PERM

Obtaining permanent residency through the PERM (labor certification application) process is a lengthy, multi-step procedure taking anywhere from two to three years. The thrust of the process is to determine whether there are any qualified U.S. workers (defined as U.S. citizens or permanent residents) for the position. If no qualified U.S. workers exist, then the foreign national is able to proceed towards permanent residency. Set forth below are the various steps required for this procedure.

FILING THE LABOR CERTIFICATION APPLICATION

This process requires significant personal recruitment efforts and processing times are estimated to be between 8 and 9 months for electronically filed applications. Employers can evidence their recruitment efforts, which must have taken place within the previous six month but not less than thirty days of filing, through the following means:

  • 2 print ads are mandatory
  • For jobs classified as professional by the Department of Labor, additional recruitment must be through three of the following:
  1. job fairs
  2. employer’s website
  3. job search web site other than employer’s
  4. private employment firms
  5. trade or professional organizations
  6. on-campus recruiting
  7. an employee referral program
  8. a notice of the job opening at a campus placement office
  9. radio and television advertisement
  10. local and ethnic newspaper

If the Department of Labor believes that sufficient recruitment has taken place, the Department of Labor will hopefully certify the application.

SPECIAL HANDLING

College/university teachers may process their labor certification applications through a process known as Special Handling. The requirement for Special Handling is that the college/university can document a competitive selection process within 18 months of the foreign national’s formal selection. The college/university must have placed an advertisement in a national publication as well as posted the job internally at the college/university. Unlike the labor certification application process, the college/university is able to hire the more qualified applicant.
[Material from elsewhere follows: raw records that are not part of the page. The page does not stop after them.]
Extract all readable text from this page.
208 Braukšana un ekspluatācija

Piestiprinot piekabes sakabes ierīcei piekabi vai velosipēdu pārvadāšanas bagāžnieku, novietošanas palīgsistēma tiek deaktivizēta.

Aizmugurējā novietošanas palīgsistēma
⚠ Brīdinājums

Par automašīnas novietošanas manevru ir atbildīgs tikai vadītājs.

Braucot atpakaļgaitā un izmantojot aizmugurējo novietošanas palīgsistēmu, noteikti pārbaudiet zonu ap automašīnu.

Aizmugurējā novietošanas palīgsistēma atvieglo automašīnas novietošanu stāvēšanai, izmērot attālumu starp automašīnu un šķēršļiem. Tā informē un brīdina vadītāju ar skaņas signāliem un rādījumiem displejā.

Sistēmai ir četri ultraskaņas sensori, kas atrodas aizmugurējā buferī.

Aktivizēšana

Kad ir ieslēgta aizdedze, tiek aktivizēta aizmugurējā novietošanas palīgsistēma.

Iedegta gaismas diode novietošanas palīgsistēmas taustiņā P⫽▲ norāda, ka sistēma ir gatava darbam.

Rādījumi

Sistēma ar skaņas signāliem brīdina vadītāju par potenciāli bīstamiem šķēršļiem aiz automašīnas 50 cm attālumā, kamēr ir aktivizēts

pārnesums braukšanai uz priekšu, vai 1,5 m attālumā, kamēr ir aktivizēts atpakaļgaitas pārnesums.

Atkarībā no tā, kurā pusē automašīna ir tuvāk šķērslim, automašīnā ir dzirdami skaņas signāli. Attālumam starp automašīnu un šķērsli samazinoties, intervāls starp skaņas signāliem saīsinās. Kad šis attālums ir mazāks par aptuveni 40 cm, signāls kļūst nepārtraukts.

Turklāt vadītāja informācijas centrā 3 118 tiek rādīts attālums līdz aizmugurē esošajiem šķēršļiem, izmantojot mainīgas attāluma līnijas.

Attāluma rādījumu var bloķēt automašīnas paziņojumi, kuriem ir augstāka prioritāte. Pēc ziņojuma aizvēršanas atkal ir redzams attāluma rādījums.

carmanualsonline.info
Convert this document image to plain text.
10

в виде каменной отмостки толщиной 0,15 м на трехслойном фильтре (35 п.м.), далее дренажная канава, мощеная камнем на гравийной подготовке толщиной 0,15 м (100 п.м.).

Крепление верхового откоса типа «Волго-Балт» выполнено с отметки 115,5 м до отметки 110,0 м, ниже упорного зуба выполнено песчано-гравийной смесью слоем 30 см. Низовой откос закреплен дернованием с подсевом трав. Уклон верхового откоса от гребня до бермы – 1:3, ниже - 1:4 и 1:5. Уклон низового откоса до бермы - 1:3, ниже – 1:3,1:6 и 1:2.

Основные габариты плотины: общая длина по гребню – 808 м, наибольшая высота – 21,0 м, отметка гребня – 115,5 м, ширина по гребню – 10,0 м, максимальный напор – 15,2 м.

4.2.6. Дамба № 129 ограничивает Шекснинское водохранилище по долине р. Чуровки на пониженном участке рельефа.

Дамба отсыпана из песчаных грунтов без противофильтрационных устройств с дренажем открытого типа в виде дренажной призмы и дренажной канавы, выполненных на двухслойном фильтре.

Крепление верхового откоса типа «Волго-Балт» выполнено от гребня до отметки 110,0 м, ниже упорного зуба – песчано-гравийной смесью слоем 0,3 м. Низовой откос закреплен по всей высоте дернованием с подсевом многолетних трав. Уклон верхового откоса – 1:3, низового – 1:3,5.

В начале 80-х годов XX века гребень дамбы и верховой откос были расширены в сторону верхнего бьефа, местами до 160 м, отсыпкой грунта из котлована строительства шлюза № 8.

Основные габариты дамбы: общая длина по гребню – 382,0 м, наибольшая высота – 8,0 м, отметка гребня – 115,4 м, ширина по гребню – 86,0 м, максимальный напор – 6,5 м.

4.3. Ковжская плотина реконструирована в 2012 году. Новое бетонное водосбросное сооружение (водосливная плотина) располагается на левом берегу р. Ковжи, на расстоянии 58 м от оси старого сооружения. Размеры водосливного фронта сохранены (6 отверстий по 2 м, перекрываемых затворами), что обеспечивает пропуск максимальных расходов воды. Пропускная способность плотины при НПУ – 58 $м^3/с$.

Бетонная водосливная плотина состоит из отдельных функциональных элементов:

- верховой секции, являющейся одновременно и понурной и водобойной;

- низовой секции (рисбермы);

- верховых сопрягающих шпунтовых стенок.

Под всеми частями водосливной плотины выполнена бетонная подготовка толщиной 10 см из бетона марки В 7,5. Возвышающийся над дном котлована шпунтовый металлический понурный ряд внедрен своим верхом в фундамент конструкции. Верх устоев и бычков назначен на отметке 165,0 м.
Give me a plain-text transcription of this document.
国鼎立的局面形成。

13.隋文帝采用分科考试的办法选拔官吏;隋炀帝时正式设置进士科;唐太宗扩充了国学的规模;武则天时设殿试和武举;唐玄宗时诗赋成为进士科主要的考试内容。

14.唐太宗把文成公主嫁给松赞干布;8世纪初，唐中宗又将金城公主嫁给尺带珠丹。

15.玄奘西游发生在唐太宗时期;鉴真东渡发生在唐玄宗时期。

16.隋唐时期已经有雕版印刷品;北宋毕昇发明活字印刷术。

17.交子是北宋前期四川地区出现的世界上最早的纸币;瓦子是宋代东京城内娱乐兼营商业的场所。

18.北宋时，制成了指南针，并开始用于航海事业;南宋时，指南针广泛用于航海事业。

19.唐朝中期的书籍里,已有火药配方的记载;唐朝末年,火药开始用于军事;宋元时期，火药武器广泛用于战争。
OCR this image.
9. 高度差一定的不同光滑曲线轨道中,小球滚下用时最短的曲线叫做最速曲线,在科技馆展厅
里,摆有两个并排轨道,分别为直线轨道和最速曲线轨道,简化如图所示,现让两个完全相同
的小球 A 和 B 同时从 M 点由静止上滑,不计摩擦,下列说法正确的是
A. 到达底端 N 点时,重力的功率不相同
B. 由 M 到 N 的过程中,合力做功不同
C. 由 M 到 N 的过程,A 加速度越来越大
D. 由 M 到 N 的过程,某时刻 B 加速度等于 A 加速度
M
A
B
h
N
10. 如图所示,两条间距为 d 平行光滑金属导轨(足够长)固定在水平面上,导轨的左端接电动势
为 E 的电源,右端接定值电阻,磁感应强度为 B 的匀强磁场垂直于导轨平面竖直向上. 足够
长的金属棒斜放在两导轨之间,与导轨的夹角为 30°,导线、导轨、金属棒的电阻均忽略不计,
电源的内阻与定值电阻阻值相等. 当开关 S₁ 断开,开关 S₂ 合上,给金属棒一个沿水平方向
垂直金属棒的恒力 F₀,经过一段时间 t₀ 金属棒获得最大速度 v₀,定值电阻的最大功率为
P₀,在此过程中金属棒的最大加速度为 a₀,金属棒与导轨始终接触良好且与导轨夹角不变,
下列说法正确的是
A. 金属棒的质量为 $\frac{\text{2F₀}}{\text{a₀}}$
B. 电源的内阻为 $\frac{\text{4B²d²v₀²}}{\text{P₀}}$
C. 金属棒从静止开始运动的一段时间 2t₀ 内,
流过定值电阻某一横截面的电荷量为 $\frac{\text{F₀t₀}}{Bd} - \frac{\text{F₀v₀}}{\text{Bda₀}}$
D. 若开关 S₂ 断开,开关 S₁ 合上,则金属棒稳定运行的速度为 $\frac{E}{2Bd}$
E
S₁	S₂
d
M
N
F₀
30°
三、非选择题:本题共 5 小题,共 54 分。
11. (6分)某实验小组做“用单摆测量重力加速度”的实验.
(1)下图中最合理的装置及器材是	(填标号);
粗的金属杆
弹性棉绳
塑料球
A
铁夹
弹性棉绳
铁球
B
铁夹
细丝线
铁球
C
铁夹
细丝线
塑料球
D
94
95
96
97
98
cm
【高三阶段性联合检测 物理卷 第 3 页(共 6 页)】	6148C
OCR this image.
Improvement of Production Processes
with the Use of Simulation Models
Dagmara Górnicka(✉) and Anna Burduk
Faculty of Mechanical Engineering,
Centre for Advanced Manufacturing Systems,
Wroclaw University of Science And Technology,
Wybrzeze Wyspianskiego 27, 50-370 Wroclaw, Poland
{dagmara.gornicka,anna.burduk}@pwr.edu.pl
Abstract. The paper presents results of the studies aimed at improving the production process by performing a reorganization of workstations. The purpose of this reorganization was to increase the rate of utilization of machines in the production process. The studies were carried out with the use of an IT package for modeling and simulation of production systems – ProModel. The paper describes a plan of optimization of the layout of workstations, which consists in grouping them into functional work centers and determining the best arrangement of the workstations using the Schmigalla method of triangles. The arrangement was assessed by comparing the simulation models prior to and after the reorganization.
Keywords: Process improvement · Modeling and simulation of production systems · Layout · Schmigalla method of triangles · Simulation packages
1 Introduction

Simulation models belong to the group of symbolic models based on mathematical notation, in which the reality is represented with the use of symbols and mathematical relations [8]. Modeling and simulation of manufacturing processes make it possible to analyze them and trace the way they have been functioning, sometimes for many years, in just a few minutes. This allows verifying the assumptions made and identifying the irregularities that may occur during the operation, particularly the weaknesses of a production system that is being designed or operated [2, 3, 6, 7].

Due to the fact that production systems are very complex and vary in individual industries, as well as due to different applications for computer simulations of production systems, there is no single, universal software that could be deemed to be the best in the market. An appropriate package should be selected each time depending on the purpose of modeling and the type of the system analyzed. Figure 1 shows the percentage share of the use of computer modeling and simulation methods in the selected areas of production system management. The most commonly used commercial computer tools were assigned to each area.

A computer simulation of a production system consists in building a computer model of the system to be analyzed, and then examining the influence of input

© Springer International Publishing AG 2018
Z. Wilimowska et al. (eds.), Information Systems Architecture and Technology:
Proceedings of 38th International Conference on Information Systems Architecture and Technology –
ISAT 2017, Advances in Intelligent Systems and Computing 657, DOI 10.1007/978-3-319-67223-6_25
As long as the recruitment has occurred within the previous 18 months, the Department of Labor should not require any further advertising and should certify the application.

FILING THE I-140 (PETITION FOR IMMIGRANT WORKER)

The next step toward permanent residency is filing the I-140 petition with the appropriate USCIS Service Center. At this point, the USCIS has two concerns. The first concern is that the employer has the ability to pay the stated wage. The second concern is that the foreign national satisfies all of the requirements set forth on the labor certification application and has documentary evidence thereof. Therefore, if prior experience in a specific set of skills has been required on the labor certification application, the foreign national must obtain letters from prior employers establishing that the foreign national obtained this experience.

FILING FOR PERMANENT RESIDENCY

Foreign nationals who are applying for permanent residency based upon employment must file their applications with the USCIS Service Center having jurisdiction over where the foreign national resides. Interviews, if required, will continue to be held at the local USCIS office.

At the time of filing, the foreign national will have to be able to establish maintenance of legal status. This means that the foreign national's passport must have been current for the duration of the period spent in the United States and that the foreign national maintained nonimmigrant status. Unauthorized employment, gaps in employment while an H-1B or failure to be a full-time student in good standing are all circumstances constituting a failure to maintain legal status.